While pursuing your bachelor's degree in graphic design, you'll receive a foundational education in composition, color and design. You'll also receive training in the latest computer applications and tools of the trade. The courses in your curriculum are likely to be very similar to the courses found at the associate's degree level. However, you'll also be able to take more advanced versions of these courses, such as advanced typography and advanced computer illustration. You'll also have more opportunities to take elective courses, such as digital photography, printmaking and Web graphics. Some programs require a portfolio workshop or senior portfolio review.

Online Info

If you'd like to earn your bachelor's degree in graphic design at home, fully online programs are fairly common. The same professors who teach on-campus usually teach the courses found in online programs. Using collaborative software, you can view demonstrations and communicate with fellow students and your professors. Online library, tutoring and help desk systems can make your distance learning experience easier.

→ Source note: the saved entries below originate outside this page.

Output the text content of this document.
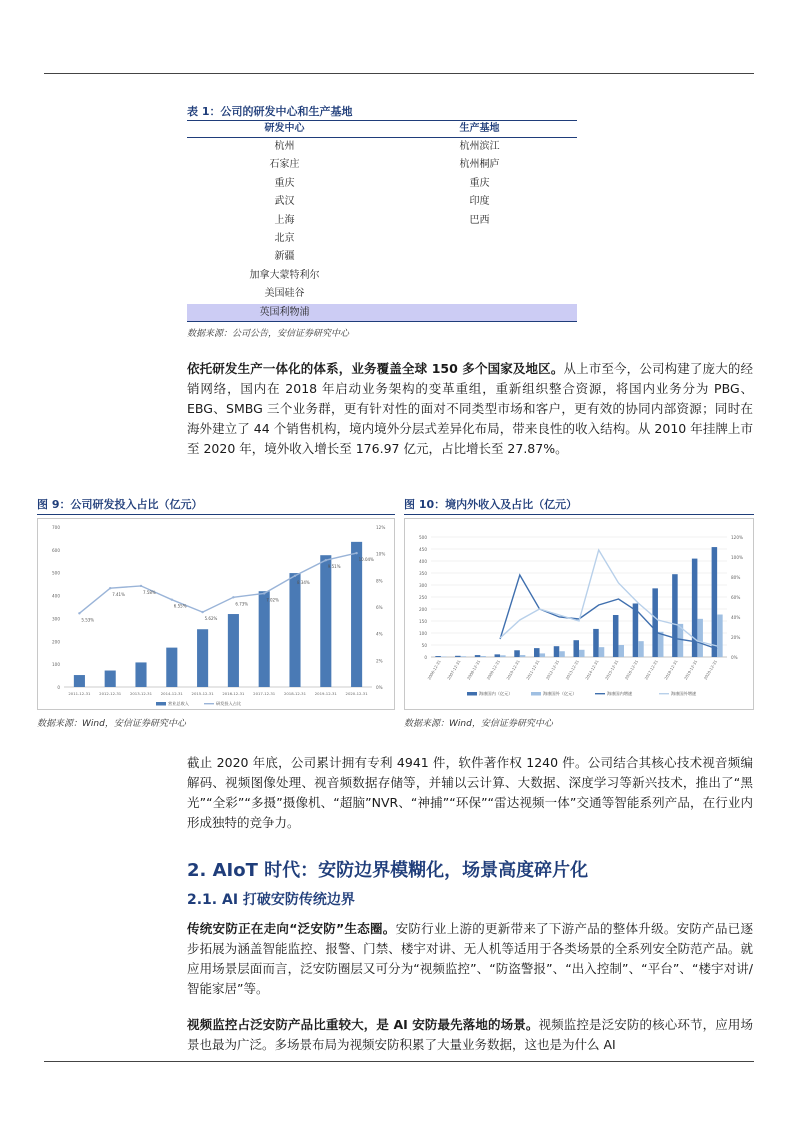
表 1：公司的研发中心和生产基地
研发中心	生产基地
杭州	杭州滨江
石家庄	杭州桐庐
重庆	重庆
武汉	印度
上海	巴西
北京
新疆
加拿大蒙特利尔
美国硅谷
英国利物浦
数据来源：公司公告，安信证券研究中心

依托研发生产一体化的体系，业务覆盖全球 150 多个国家及地区。从上市至今，公司构建了庞大的经销网络，国内在 2018 年启动业务架构的变革重组，重新组织整合资源，将国内业务分为 PBG、EBG、SMBG 三个业务群，更有针对性的面对不同类型市场和客户，更有效的协同内部资源；同时在海外建立了 44 个销售机构，境内境外分层式差异化布局，带来良性的收入结构。从 2010 年挂牌上市至 2020 年，境外收入增长至 176.97 亿元，占比增长至 27.87%。

图 9：公司研发投入占比（亿元）
0
100
200
300
400
500
600
700
0%
2%
4%
6%
8%
10%
12%
5.53%
7.41%	7.58%
6.55%
5.62%
6.73%
7.02%
8.34%
9.51%
10.04%
2011-12-31 2012-12-31 2013-12-31 2014-12-31 2015-12-31 2016-12-31 2017-12-31 2018-12-31 2019-12-31 2020-12-31
营业总收入	研发投入占比
数据来源：Wind，安信证券研究中心
图 10：境内外收入及占比（亿元）
0
50
100
150
200
250
300
350
400
450
500
0%
20%
40%
60%
80%
100%
120%
2006-12-31 2007-12-31 2008-12-31 2009-12-31 2010-12-31 2011-12-31 2012-12-31 2013-12-31 2014-12-31 2015-12-31 2016-12-31 2017-12-31 2018-12-31 2019-12-31 2020-12-31
海康国内（亿元）	海康国外（亿元）	海康国内增速	海康国外增速
数据来源：Wind，安信证券研究中心

截止 2020 年底，公司累计拥有专利 4941 件，软件著作权 1240 件。公司结合其核心技术视音频编解码、视频图像处理、视音频数据存储等，并辅以云计算、大数据、深度学习等新兴技术，推出了“黑光”“全彩”“多摄”摄像机、“超脑”NVR、“神捕”“环保”“雷达视频一体”交通等智能系列产品，在行业内形成独特的竞争力。

2. AIoT 时代：安防边界模糊化，场景高度碎片化
2.1. AI 打破安防传统边界

传统安防正在走向“泛安防”生态圈。安防行业上游的更新带来了下游产品的整体升级。安防产品已逐步拓展为涵盖智能监控、报警、门禁、楼宇对讲、无人机等适用于各类场景的全系列安全防范产品。就应用场景层面而言，泛安防圈层又可分为“视频监控”、“防盗警报”、“出入控制”、“平台”、“楼宇对讲/智能家居”等。

视频监控占泛安防产品比重较大，是 AI 安防最先落地的场景。视频监控是泛安防的核心环节，应用场景也最为广泛。多场景布局为视频安防积累了大量业务数据，这也是为什么 AI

Getting Ahead With This Degree

Like is true at the associate's level, consider completing an internship if your program doesn't require one. Bachelor's programs also sometimes offer internship elective credits that can be applied toward earning your degree. An internship provides you with valuable experience that you can put on your resume, and it may even lead to a permanent position. Another way to improve your chances of finding employment is to spend time becoming proficient in creating designs for websites and other electronic media. You may consider taking elective courses in Web graphics, new media design or a related subject. Keeping up-to-date with technology is also a way to get an edge in the job market.

Degree Alternative

If you'd like to have a wider variety of job options and higher earning potential, but still be able to invoke creativity and design into your career, consider earning a bachelor's degree in advertising. Degree programs typically include courses in communications, business, and graphic design topics. You learn about company and client relationships, marketing research, marketing techniques, graphics and design layout principles.

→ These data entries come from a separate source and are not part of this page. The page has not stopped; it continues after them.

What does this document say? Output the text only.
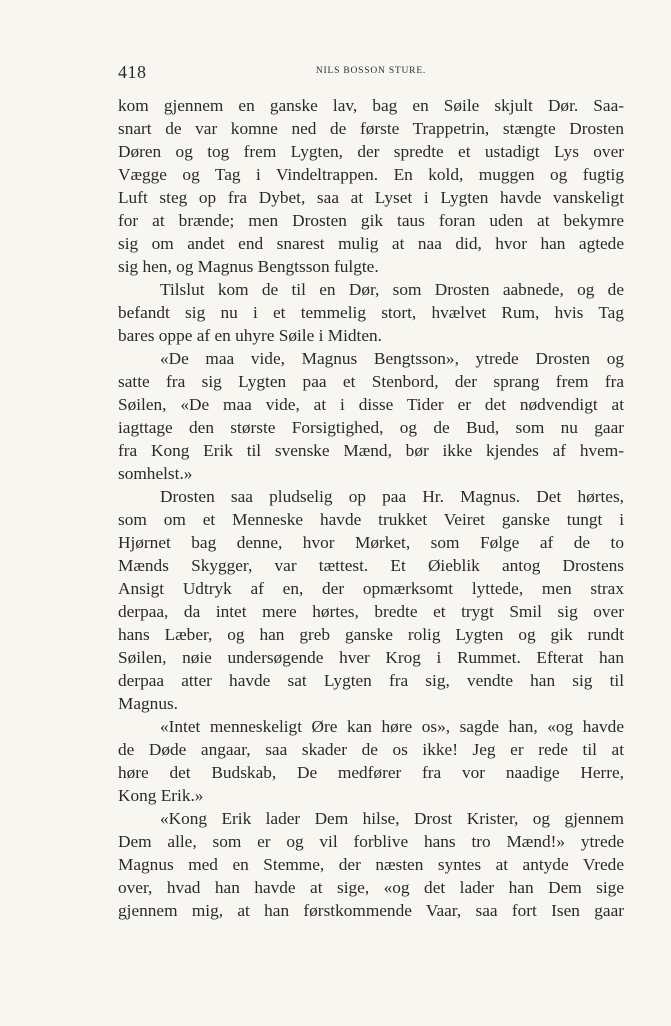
418	NILS BOSSON STURE.
kom gjennem en ganske lav, bag en Søile skjult Dør. Saa-
snart de var komne ned de første Trappetrin, stængte Drosten
Døren og tog frem Lygten, der spredte et ustadigt Lys over
Vægge og Tag i Vindeltrappen. En kold, muggen og fugtig
Luft steg op fra Dybet, saa at Lyset i Lygten havde vanskeligt
for at brænde; men Drosten gik taus foran uden at bekymre
sig om andet end snarest mulig at naa did, hvor han agtede
sig hen, og Magnus Bengtsson fulgte.
Tilslut kom de til en Dør, som Drosten aabnede, og de
befandt sig nu i et temmelig stort, hvælvet Rum, hvis Tag
bares oppe af en uhyre Søile i Midten.
«De maa vide, Magnus Bengtsson», ytrede Drosten og
satte fra sig Lygten paa et Stenbord, der sprang frem fra
Søilen, «De maa vide, at i disse Tider er det nødvendigt at
iagttage den største Forsigtighed, og de Bud, som nu gaar
fra Kong Erik til svenske Mænd, bør ikke kjendes af hvem-
somhelst.»
Drosten saa pludselig op paa Hr. Magnus. Det hørtes,
som om et Menneske havde trukket Veiret ganske tungt i
Hjørnet bag denne, hvor Mørket, som Følge af de to
Mænds Skygger, var tættest. Et Øieblik antog Drostens
Ansigt Udtryk af en, der opmærksomt lyttede, men strax
derpaa, da intet mere hørtes, bredte et trygt Smil sig over
hans Læber, og han greb ganske rolig Lygten og gik rundt
Søilen, nøie undersøgende hver Krog i Rummet. Efterat han
derpaa atter havde sat Lygten fra sig, vendte han sig til
Magnus.
«Intet menneskeligt Øre kan høre os», sagde han, «og havde
de Døde angaar, saa skader de os ikke! Jeg er rede til at
høre det Budskab, De medfører fra vor naadige Herre,
Kong Erik.»
«Kong Erik lader Dem hilse, Drost Krister, og gjennem
Dem alle, som er og vil forblive hans tro Mænd!» ytrede
Magnus med en Stemme, der næsten syntes at antyde Vrede
over, hvad han havde at sige, «og det lader han Dem sige
gjennem mig, at han førstkommende Vaar, saa fort Isen gaar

Among the jobs that you could attain are copywriter, media planner, advertising manager and creative director. According to the BLS, advertising and promotions managers had a median annual wage of around $88,000 in May 2011. Though advertising jobs are typically competitive, with years of experience, you could advance to a high-level advertising leadership position. The top 10% of advertising managers brought home annual wages of $187,000 and upward in 2011. The BLS predicted an average increase of 14% in employment of marketing, promotions and advertising managers from 2010-2020.